The facts are these. Ten plus years ago I had an image of an attack by a group of people we’ll call Savagers on a lonely farm family. The parents are killed. One of their chilidren–a young girl–is taken away to be raised by her captives, while her older brother is bereft and barely able to function. That image grew over the years into a story and that story grew into a saga involving not just the surviving teenager but another family that also came under attack, and a world where force of arms most often prevails.
Having worked on that story on and off in between completing four self-published novels, I decided last fall that it was time to concentrate on getting that one into shape to be published. Parts of that story were workshoped at the Baltimore Science Fiction Society’s critique circle; parts at the Writers In Paradise conference I attended in January, and other parts have been critiqued by individuals with whom I have exchanged drafts. So, I knew the story had potential, but it still needed work.
What kind of work? These days to get a novel published (or to sell a substantial number of self-published books) one’s story and one’s writing both need to satisfy an ever more demanding standard of excellence. Understand the logic of this sentence. As good works get published and read, editors and readers don’t have much tolerance for books that fail to come up to the quality level of what’s already been published. Writers have admitted as much, having been told by editors, “I could have published that book ten or fifteen years ago, but I can’t do it today.”
Some of the criteria that works of fiction must satisfy today include a gripping beginning, characters with whom the reader can empathize, conflict and threats that feel real and that motivate thoughts and behaviors by the characters that the reader buys as genuine and plausible, a plot that builds tension, and a climax that satisfies by resolving the conflict in a believable, but not too obvious manner. Those requirements apply to romance, mystery, sci/fi-fantasy, and even literary fiction, although the nature of the conflict and its resolution may be less interesting in contemporary “literary” novels than the process or the path to that resolution–all of which started with Proust, Joyce, Mann and others.
In any case, while in the middle of trying to bring my fantasy saga up to speed, another story image came to me one day about a month ago which was so vivid I had to start working on it. The story that I am now crafting is another political thriller set in comtemporary America.
So I find myself gazing at the summit of two giant mountains, having as a goal to reach both, but having to start each day like Sisyphus at the bottom.

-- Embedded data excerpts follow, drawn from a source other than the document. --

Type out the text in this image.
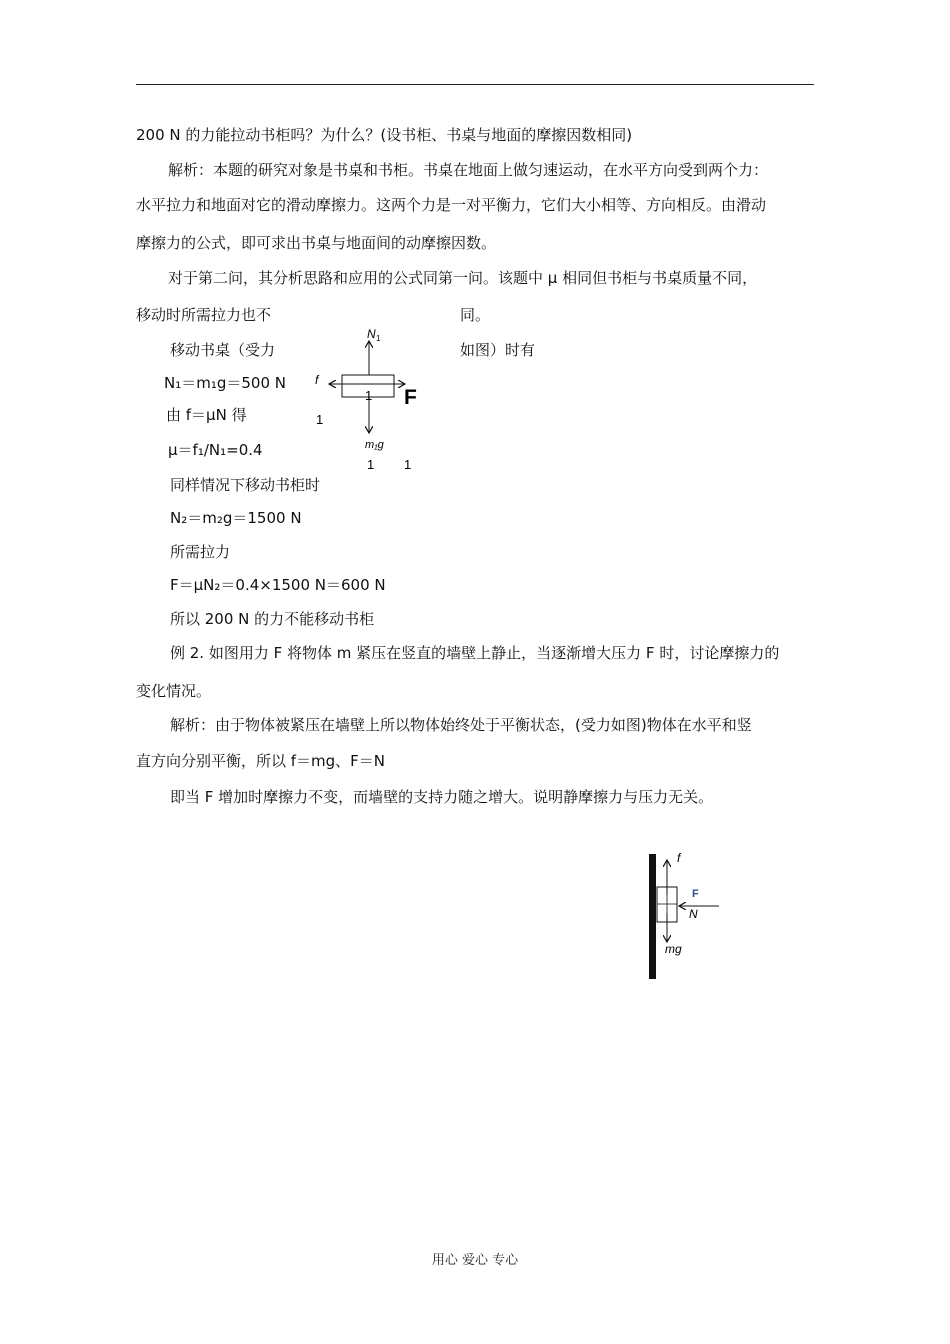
200 N 的力能拉动书柜吗？为什么？(设书柜、书桌与地面的摩擦因数相同)
解析：本题的研究对象是书桌和书柜。书桌在地面上做匀速运动，在水平方向受到两个力：
水平拉力和地面对它的滑动摩擦力。这两个力是一对平衡力，它们大小相等、方向相反。由滑动
摩擦力的公式，即可求出书桌与地面间的动摩擦因数。
对于第二问，其分析思路和应用的公式同第一问。该题中 μ 相同但书柜与书桌质量不同，
移动时所需拉力也不	同。
移动书桌（受力	如图）时有
N₁＝m₁g＝500 N
由 f＝μN 得
μ＝f₁/N₁=0.4
同样情况下移动书柜时
N₂＝m₂g＝1500 N
所需拉力
F＝μN₂＝0.4×1500 N＝600 N
所以 200 N 的力不能移动书柜
例 2. 如图用力 F 将物体 m 紧压在竖直的墙壁上静止，当逐渐增大压力 F 时，讨论摩擦力的
变化情况。
解析：由于物体被紧压在墙壁上所以物体始终处于平衡状态，(受力如图)物体在水平和竖
直方向分别平衡，所以 f＝mg、F＝N
即当 F 增加时摩擦力不变，而墙壁的支持力随之增大。说明静摩擦力与压力无关。
N 1
f
1 F
1
m₁g
1 1
f
F
N
mg
用心 爱心 专心
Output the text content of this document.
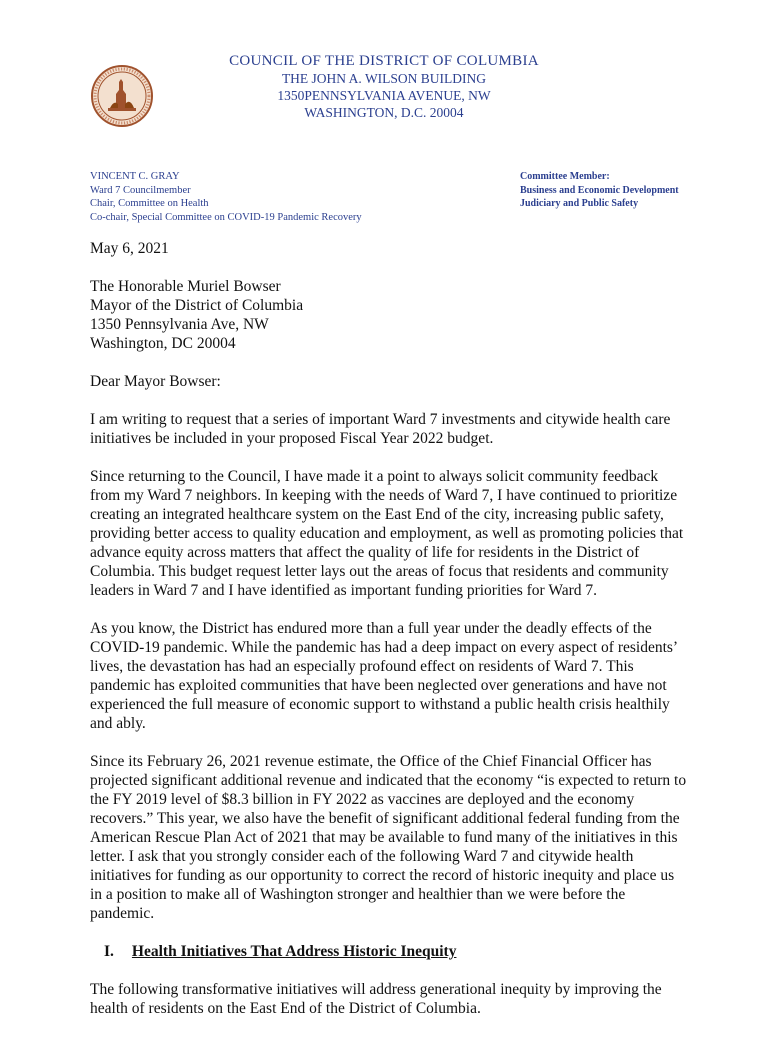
COUNCIL OF THE DISTRICT OF COLUMBIA
THE JOHN A. WILSON BUILDING
1350PENNSYLVANIA AVENUE, NW
WASHINGTON, D.C. 20004
VINCENT C. GRAY
Ward 7 Councilmember
Chair, Committee on Health
Co-chair, Special Committee on COVID-19 Pandemic Recovery
Committee Member:
Business and Economic Development
Judiciary and Public Safety

May 6, 2021

The Honorable Muriel Bowser

Mayor of the District of Columbia

1350 Pennsylvania Ave, NW

Washington, DC 20004

Dear Mayor Bowser:

I am writing to request that a series of important Ward 7 investments and citywide health care initiatives be included in your proposed Fiscal Year 2022 budget.

Since returning to the Council, I have made it a point to always solicit community feedback from my Ward 7 neighbors. In keeping with the needs of Ward 7, I have continued to prioritize creating an integrated healthcare system on the East End of the city, increasing public safety, providing better access to quality education and employment, as well as promoting policies that advance equity across matters that affect the quality of life for residents in the District of Columbia. This budget request letter lays out the areas of focus that residents and community leaders in Ward 7 and I have identified as important funding priorities for Ward 7.

As you know, the District has endured more than a full year under the deadly effects of the COVID-19 pandemic. While the pandemic has had a deep impact on every aspect of residents’ lives, the devastation has had an especially profound effect on residents of Ward 7. This pandemic has exploited communities that have been neglected over generations and have not experienced the full measure of economic support to withstand a public health crisis healthily and ably.

Since its February 26, 2021 revenue estimate, the Office of the Chief Financial Officer has projected significant additional revenue and indicated that the economy “is expected to return to the FY 2019 level of $8.3 billion in FY 2022 as vaccines are deployed and the economy recovers.” This year, we also have the benefit of significant additional federal funding from the American Rescue Plan Act of 2021 that may be available to fund many of the initiatives in this letter. I ask that you strongly consider each of the following Ward 7 and citywide health initiatives for funding as our opportunity to correct the record of historic inequity and place us in a position to make all of Washington stronger and healthier than we were before the pandemic.

I. Health Initiatives That Address Historic Inequity

The following transformative initiatives will address generational inequity by improving the health of residents on the East End of the District of Columbia.
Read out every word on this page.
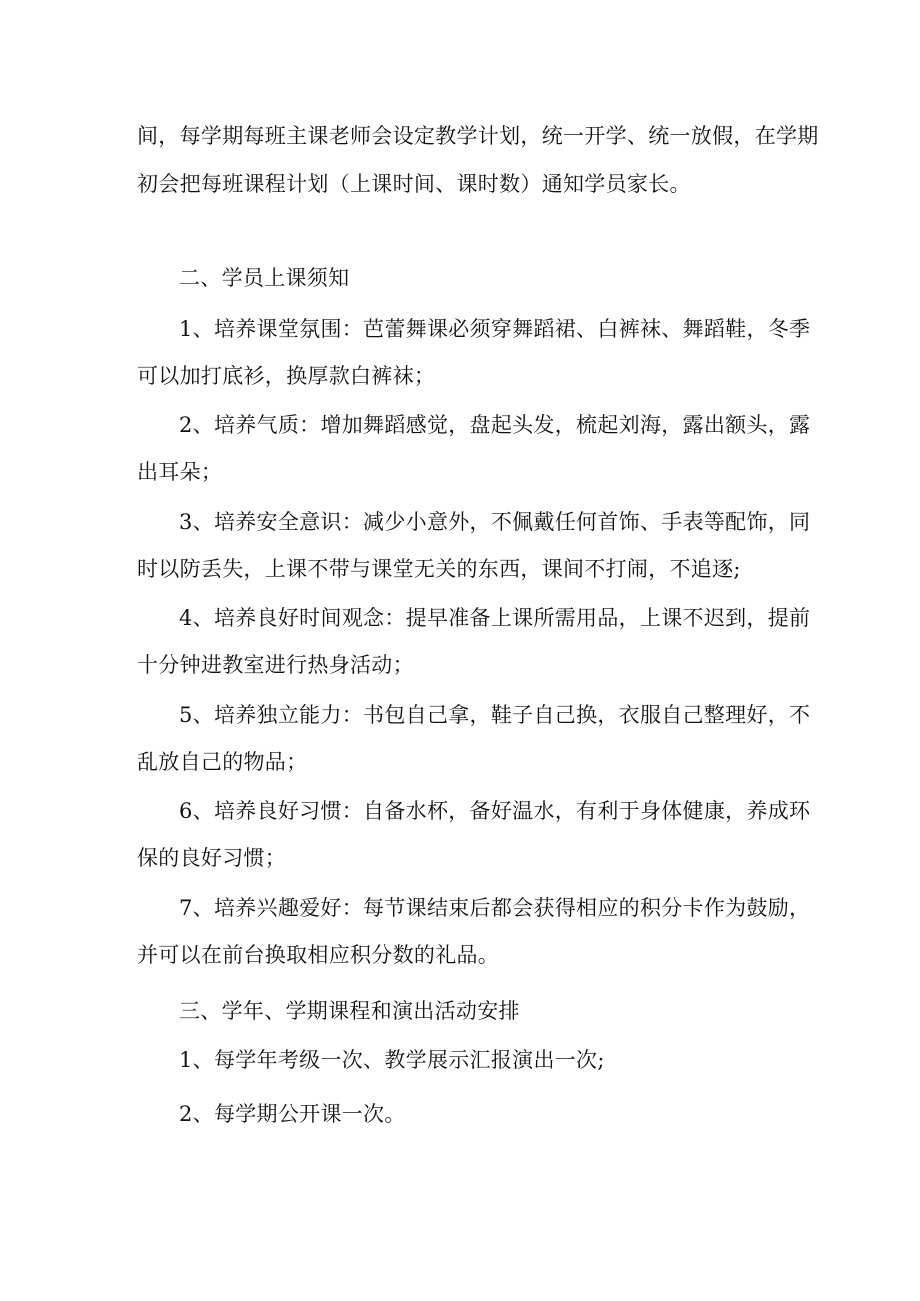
间，每学期每班主课老师会设定教学计划，统一开学、统一放假，在学期

初会把每班课程计划（上课时间、课时数）通知学员家长。

二、学员上课须知

1、培养课堂氛围：芭蕾舞课必须穿舞蹈裙、白裤袜、舞蹈鞋，冬季

可以加打底衫，换厚款白裤袜；

2、培养气质：增加舞蹈感觉，盘起头发，梳起刘海，露出额头，露

出耳朵；

3、培养安全意识：减少小意外，不佩戴任何首饰、手表等配饰，同

时以防丢失，上课不带与课堂无关的东西，课间不打闹，不追逐;

4、培养良好时间观念：提早准备上课所需用品，上课不迟到，提前

十分钟进教室进行热身活动；

5、培养独立能力：书包自己拿，鞋子自己换，衣服自己整理好，不

乱放自己的物品；

6、培养良好习惯：自备水杯，备好温水，有利于身体健康，养成环

保的良好习惯；

7、培养兴趣爱好：每节课结束后都会获得相应的积分卡作为鼓励，

并可以在前台换取相应积分数的礼品。

三、学年、学期课程和演出活动安排

1、每学年考级一次、教学展示汇报演出一次;

2、每学期公开课一次。
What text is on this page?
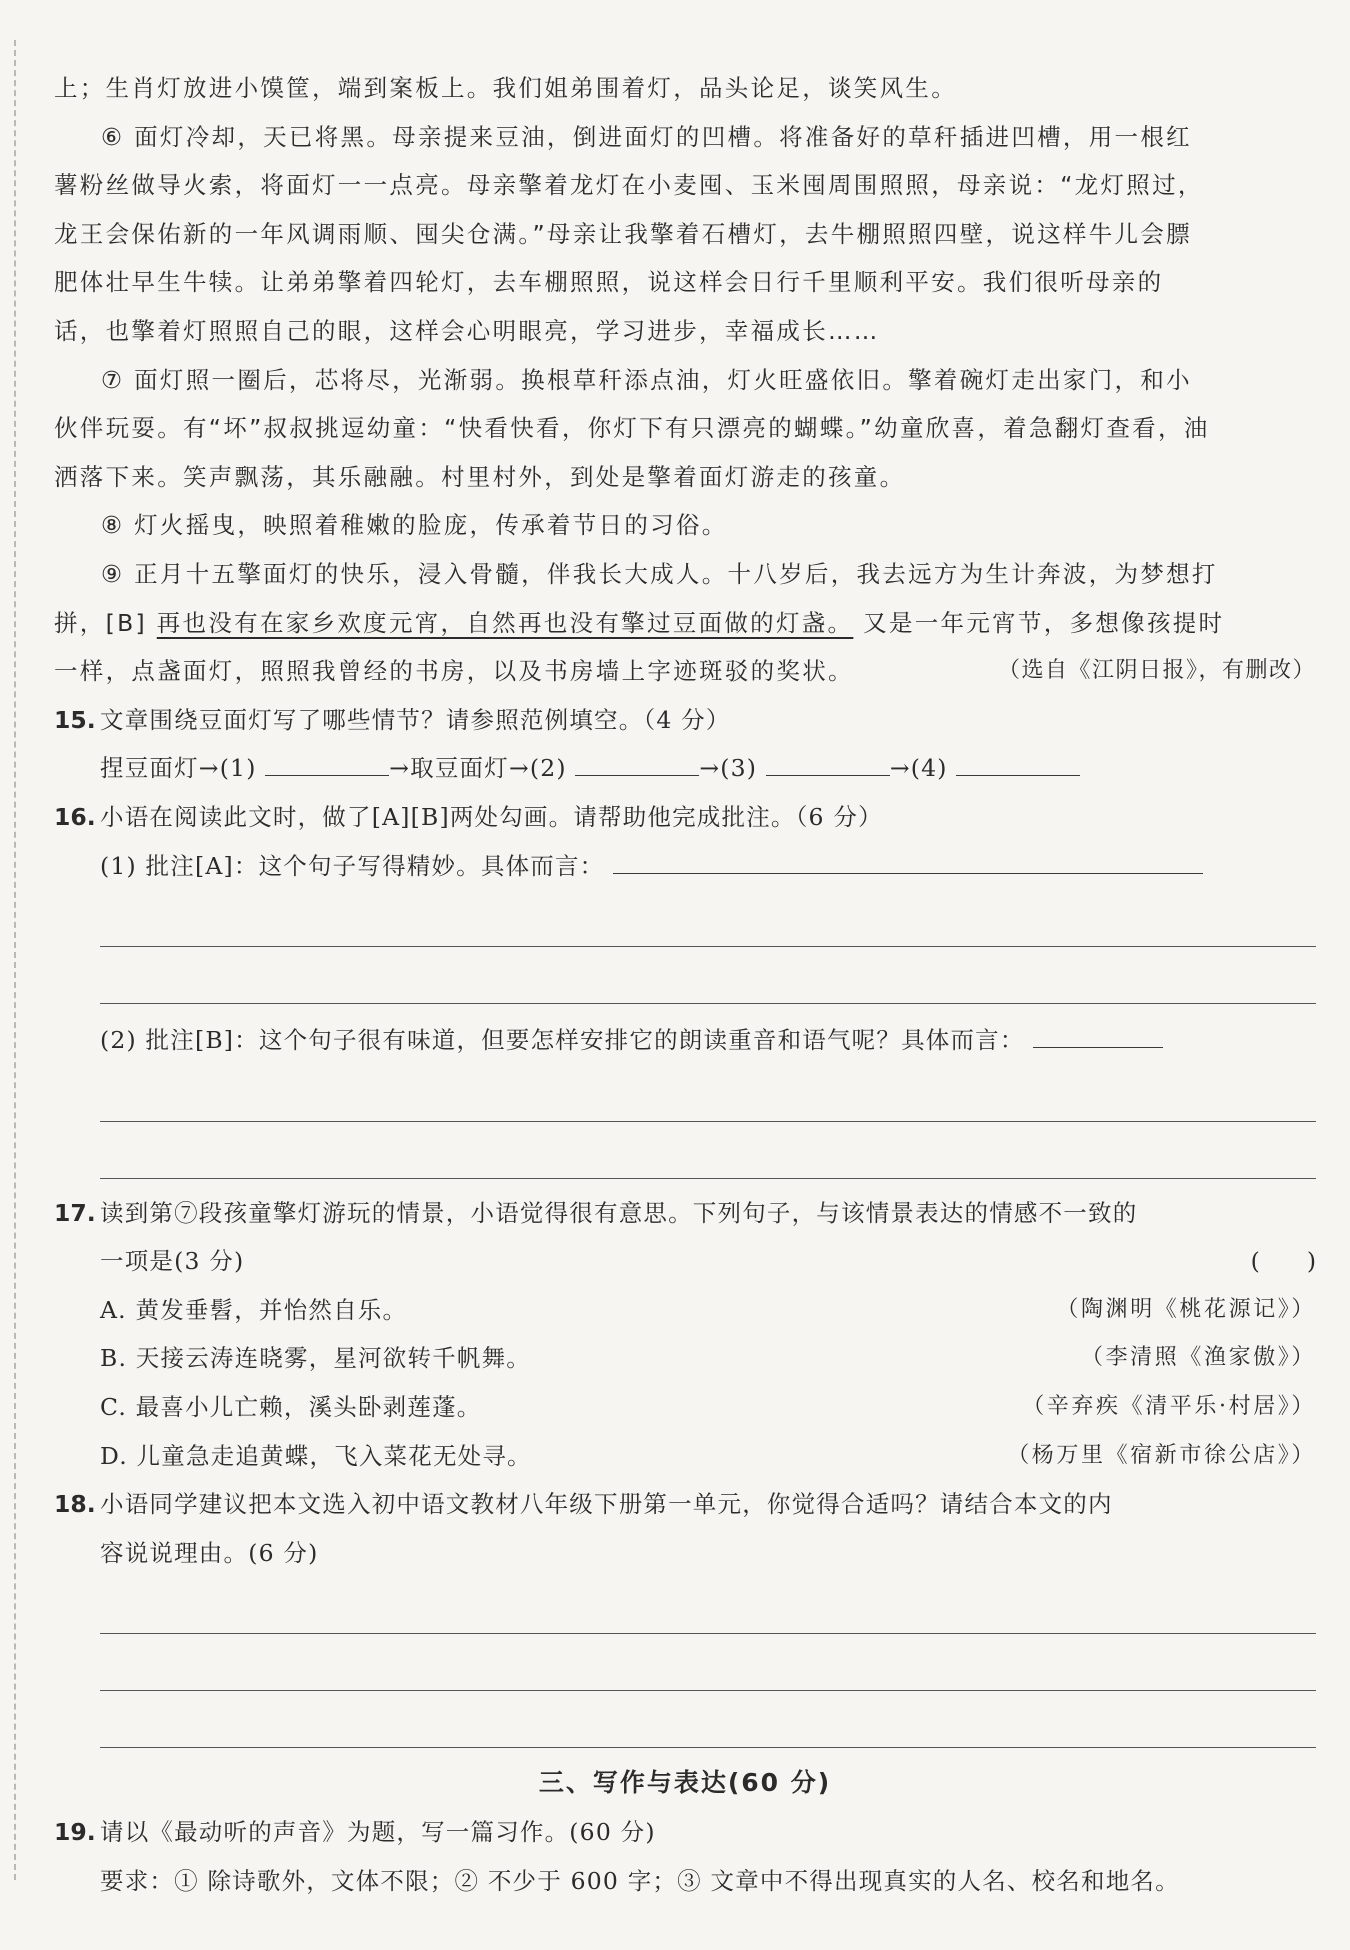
上；生肖灯放进小馍筐，端到案板上。我们姐弟围着灯，品头论足，谈笑风生。

⑥ 面灯冷却，天已将黑。母亲提来豆油，倒进面灯的凹槽。将准备好的草秆插进凹槽，用一根红
薯粉丝做导火索，将面灯一一点亮。母亲擎着龙灯在小麦囤、玉米囤周围照照，母亲说：“龙灯照过，
龙王会保佑新的一年风调雨顺、囤尖仓满。”母亲让我擎着石槽灯，去牛棚照照四壁，说这样牛儿会膘
肥体壮早生牛犊。让弟弟擎着四轮灯，去车棚照照，说这样会日行千里顺利平安。我们很听母亲的
话，也擎着灯照照自己的眼，这样会心明眼亮，学习进步，幸福成长……

⑦ 面灯照一圈后，芯将尽，光渐弱。换根草秆添点油，灯火旺盛依旧。擎着碗灯走出家门，和小
伙伴玩耍。有“坏”叔叔挑逗幼童：“快看快看，你灯下有只漂亮的蝴蝶。”幼童欣喜，着急翻灯查看，油
洒落下来。笑声飘荡，其乐融融。村里村外，到处是擎着面灯游走的孩童。

⑧ 灯火摇曳，映照着稚嫩的脸庞，传承着节日的习俗。

⑨ 正月十五擎面灯的快乐，浸入骨髓，伴我长大成人。十八岁后，我去远方为生计奔波，为梦想打
拼，[B] 再也没有在家乡欢度元宵，自然再也没有擎过豆面做的灯盏。 又是一年元宵节，多想像孩提时
一样，点盏面灯，照照我曾经的书房，以及书房墙上字迹斑驳的奖状。	（选自《江阴日报》，有删改）

15. 文章围绕豆面灯写了哪些情节？请参照范例填空。（4 分）
捏豆面灯→(1)	→取豆面灯→(2)	→(3)	→(4)
16. 小语在阅读此文时，做了[A][B]两处勾画。请帮助他完成批注。（6 分）
(1) 批注[A]：这个句子写得精妙。具体而言：
(2) 批注[B]：这个句子很有味道，但要怎样安排它的朗读重音和语气呢？具体而言：
17. 读到第⑦段孩童擎灯游玩的情景，小语觉得很有意思。下列句子，与该情景表达的情感不一致的
一项是(3 分)	(　　)
A. 黄发垂髫，并怡然自乐。	（陶渊明《桃花源记》）
B. 天接云涛连晓雾，星河欲转千帆舞。	（李清照《渔家傲》）
C. 最喜小儿亡赖，溪头卧剥莲蓬。	（辛弃疾《清平乐·村居》）
D. 儿童急走追黄蝶，飞入菜花无处寻。	（杨万里《宿新市徐公店》）
18. 小语同学建议把本文选入初中语文教材八年级下册第一单元，你觉得合适吗？请结合本文的内
容说说理由。(6 分)
三、写作与表达(60 分)
19. 请以《最动听的声音》为题，写一篇习作。(60 分)
要求：① 除诗歌外，文体不限；② 不少于 600 字；③ 文章中不得出现真实的人名、校名和地名。
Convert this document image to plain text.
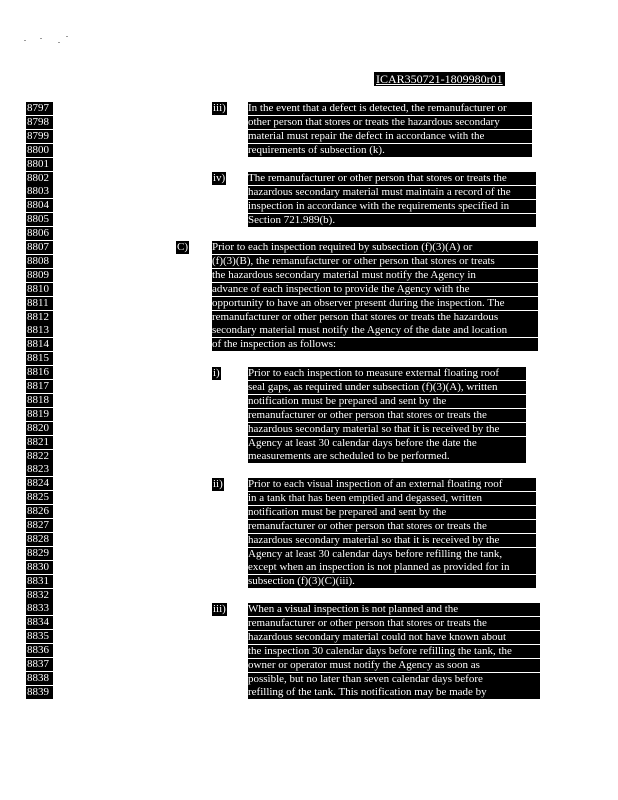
ICAR350721-1809980r01
8797
8798
8799
8800
8801
8802
8803
8804
8805
8806
8807
8808
8809
8810
8811
8812
8813
8814
8815
8816
8817
8818
8819
8820
8821
8822
8823
8824
8825
8826
8827
8828
8829
8830
8831
8832
8833
8834
8835
8836
8837
8838
8839
iii)
iv)
C)
i)
ii)
iii)
In the event that a defect is detected, the remanufacturer or
other person that stores or treats the hazardous secondary
material must repair the defect in accordance with the
requirements of subsection (k).
The remanufacturer or other person that stores or treats the
hazardous secondary material must maintain a record of the
inspection in accordance with the requirements specified in
Section 721.989(b).
Prior to each inspection required by subsection (f)(3)(A) or
(f)(3)(B), the remanufacturer or other person that stores or treats
the hazardous secondary material must notify the Agency in
advance of each inspection to provide the Agency with the
opportunity to have an observer present during the inspection. The
remanufacturer or other person that stores or treats the hazardous
secondary material must notify the Agency of the date and location
of the inspection as follows:
Prior to each inspection to measure external floating roof
seal gaps, as required under subsection (f)(3)(A), written
notification must be prepared and sent by the
remanufacturer or other person that stores or treats the
hazardous secondary material so that it is received by the
Agency at least 30 calendar days before the date the
measurements are scheduled to be performed.
Prior to each visual inspection of an external floating roof
in a tank that has been emptied and degassed, written
notification must be prepared and sent by the
remanufacturer or other person that stores or treats the
hazardous secondary material so that it is received by the
Agency at least 30 calendar days before refilling the tank,
except when an inspection is not planned as provided for in
subsection (f)(3)(C)(iii).
When a visual inspection is not planned and the
remanufacturer or other person that stores or treats the
hazardous secondary material could not have known about
the inspection 30 calendar days before refilling the tank, the
owner or operator must notify the Agency as soon as
possible, but no later than seven calendar days before
refilling of the tank. This notification may be made by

Working on two very different stories despite the almost impossible goal of doing both well has some advantages. It means I can take a break from one story to work on the other. Sometimes distance is needed to solve a problem or read what one has written with fresh eyes. Working on two stories gives me that distance in small doses as I try to work on both stories every day.
Whether I’ll ever finish either is unknown as is whether either will be “good enough.” I do pledge to you my loyal friends, readers and family that neither will be published until it meets the standards that I equate with traditionally published books in those fields. So, be patient. I have work to do and meanwhile please enjoy the fine work that other writers are producing both from traditional and self-published side of the industry.